This is the last post in the de Bruijn graph series. Although we did not mention explicitly, each of the previous posts was written to present a conceptual building block for the operations of de Bruijn graph-based assemblers. Only thing we did not discuss yet is how the assembly is really done.
For argument’s sake, imagine you are sequencing a very short gene using the shotgun approach. The sequencer gave you fragments for various parts of the gene, and you have to stitch them together to reconstruct the entire gene.
For a small gene, the stitching together is usually done by aligning all reads and taking the consensus sequence. Sequencing errors are expected to be removed by the consensus generating process.
We can also get fancy and do the assembly using de Bruijn graph method. In the following image, the de Bruijn graph for the same five reads is shown. The reads are also displayed above nodes in five identifiable colors.
The de Bruijn graph shown above is linear. Therefore, there is no ambiguity in deciding which k-mer comes after which one. The gene sequence can be reconstructed by starting from one of the graph, and progressively adding extra nucleotides based on subsequent nodes.
The reads in the above example did not have any error. As we explained before, sequencing errors create orphan branches or loops in the de Bruijn graph. Those branches are supported by very small number of reads. So, our quick and dirty de Bruijn assembler needs to include another step (error correction step), where it cleans up all hanging branches or loops supported by handful of reads. The linear chain becomes apparent after the cleaning step, and the gene can be reconstructed.
Conceptually, a de Bruijn assembler for a large genome is not different from the above example. For any genome, we can choose K-mer size large enough (say K=1000 or K=10000) so that the de Bruijn graph turns linear. Once the de Bruijn graph is linear, it is real simple to derive the genome from the de Bruijn graph.
At this point, you are probably going to say – “Hey, wait a sec. How can one construct de Bruijn graph with K=5000, when the reads are not larger than 100 nucleotides.” The answer is simple – mate pairs. You can conceptually think of read pairs that are 5 Kb apart in the genome to produce a giant de Bruijn graph node with size ~5000 nucleotides.
I understand that I am digging a deeper hole for myself. Insert sizes are variable and may not be exactly 5000 nucleotide. Does that mean we are building de Bruijn graph, whose node sizes vary between 4900 nucleotides and 5100 nucleotides?
Instead I like you to forget everything that is said in the last three paragraphs (marked in red). Let me present the matter in traditional way. After you understand what I say below and think deeply about it, you will come to agree with me that large inserts are effectively helping one build de Bruijn graphs with large K-mer sizes, but it is not said that way.
So, how do the de Bruijn assemblers really assemble large genomes from short reads?
Step 1. A giant de Bruijn graph is constructed from all reads, but mate pair information is ignored first. This is because de Bruijn graphs cannot preserve sequence space correlations. So, there is no way to naturally incorporate mate pair data within de Bruijn graph.

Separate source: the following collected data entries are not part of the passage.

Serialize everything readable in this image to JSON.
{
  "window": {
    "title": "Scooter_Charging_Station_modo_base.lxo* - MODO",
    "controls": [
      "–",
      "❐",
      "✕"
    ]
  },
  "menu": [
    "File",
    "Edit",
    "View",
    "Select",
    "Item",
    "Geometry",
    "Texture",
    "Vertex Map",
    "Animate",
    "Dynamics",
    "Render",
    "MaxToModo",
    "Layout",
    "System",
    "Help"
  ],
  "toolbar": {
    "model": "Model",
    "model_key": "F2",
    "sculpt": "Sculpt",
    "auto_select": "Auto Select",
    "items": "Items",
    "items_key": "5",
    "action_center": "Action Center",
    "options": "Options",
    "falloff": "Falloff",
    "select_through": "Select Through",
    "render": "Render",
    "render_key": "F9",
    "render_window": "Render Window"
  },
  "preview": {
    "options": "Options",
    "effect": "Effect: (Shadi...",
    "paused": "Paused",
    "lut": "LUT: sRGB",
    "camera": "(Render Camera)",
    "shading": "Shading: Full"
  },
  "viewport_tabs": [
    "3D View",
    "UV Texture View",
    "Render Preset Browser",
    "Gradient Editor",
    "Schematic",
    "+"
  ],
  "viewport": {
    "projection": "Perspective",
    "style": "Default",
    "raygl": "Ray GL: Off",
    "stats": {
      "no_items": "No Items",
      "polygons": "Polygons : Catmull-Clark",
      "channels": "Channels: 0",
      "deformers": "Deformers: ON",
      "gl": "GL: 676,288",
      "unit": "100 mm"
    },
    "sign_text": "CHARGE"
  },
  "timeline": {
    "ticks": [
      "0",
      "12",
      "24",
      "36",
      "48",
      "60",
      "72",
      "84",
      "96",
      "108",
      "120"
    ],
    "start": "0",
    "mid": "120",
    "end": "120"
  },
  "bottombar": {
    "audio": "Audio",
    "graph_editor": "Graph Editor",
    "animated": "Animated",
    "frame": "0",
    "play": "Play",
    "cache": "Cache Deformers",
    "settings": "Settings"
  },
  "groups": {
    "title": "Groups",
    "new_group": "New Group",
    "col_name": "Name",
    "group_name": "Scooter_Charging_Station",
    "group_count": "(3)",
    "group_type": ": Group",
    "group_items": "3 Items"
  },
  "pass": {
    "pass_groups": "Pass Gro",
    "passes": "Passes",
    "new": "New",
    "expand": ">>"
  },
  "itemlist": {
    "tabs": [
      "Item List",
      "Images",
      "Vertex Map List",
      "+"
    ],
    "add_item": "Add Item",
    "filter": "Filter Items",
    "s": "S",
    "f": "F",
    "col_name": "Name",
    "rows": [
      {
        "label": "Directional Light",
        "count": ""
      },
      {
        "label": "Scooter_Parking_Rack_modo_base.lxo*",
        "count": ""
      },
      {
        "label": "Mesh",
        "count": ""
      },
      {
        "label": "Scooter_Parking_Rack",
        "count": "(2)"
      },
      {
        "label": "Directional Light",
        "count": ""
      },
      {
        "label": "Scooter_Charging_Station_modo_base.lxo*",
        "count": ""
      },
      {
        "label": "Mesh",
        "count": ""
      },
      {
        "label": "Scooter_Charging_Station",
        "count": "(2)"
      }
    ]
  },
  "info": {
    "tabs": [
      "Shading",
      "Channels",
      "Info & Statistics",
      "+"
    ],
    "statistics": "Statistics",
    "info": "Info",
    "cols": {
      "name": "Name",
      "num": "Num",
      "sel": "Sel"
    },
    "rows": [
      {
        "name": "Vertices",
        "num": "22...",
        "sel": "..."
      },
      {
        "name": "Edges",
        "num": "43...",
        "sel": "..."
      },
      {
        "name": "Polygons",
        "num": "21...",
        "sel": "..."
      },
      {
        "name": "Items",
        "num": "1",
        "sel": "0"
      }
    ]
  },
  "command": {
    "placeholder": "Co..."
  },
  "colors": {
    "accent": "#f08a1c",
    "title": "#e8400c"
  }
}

Step 2. The de Bruijn graph is cleaned from all possible sequencing errors. That means all hanging branches and loops supported by few reads are purged.
Step 3.Some parts of the giant graph can be linearly traversed. Efforts are made to simplify those linear parts as much as possible. After this step, we may get few contigs longer than 1Kb from non-repetitive regions of the genome. Other parts of de Bruijn graph having junctions (representing repetitive regions) cannot be simplified. Therefore, contig size never gets too large at this stage for complex eukaryotic genomes.
Step 4.Mate pair information is introduced next. An attempt is made to find linear paths through the graph that satisfy restrictions imposed by read pair distance on two ends. A good example of how that is done is provided in the Velvet paper. Please jump to their Breadcrumb: Resolution of repeats with short read pairs section.
The contig/scaffold size after Step 4 depends on repeat structure of the genome and mate pair insert sizes. Some less complex genomes may be derived with insert sizes 5 Kb long. Other complex genomes may require inserts of size 20 Kb. This is where the three red paragraphs become handy. In our original description of de Bruijn graph, we started with building de Bruijn graph for the genome itself. I believe (although I have no calculation to prove this assertion) if the de Bruijn graph of a genome is simple and linear with K-mer size=5000 nt, one should be able to assemble it from insert sizes of 5Kb length. On the other hand, a complex genome with many 5Kb repeat regions will need larger insert sizes (let’s say 20Kb). Please do not use my word on the above matter and DYODD to decide what to do for a sequencing project.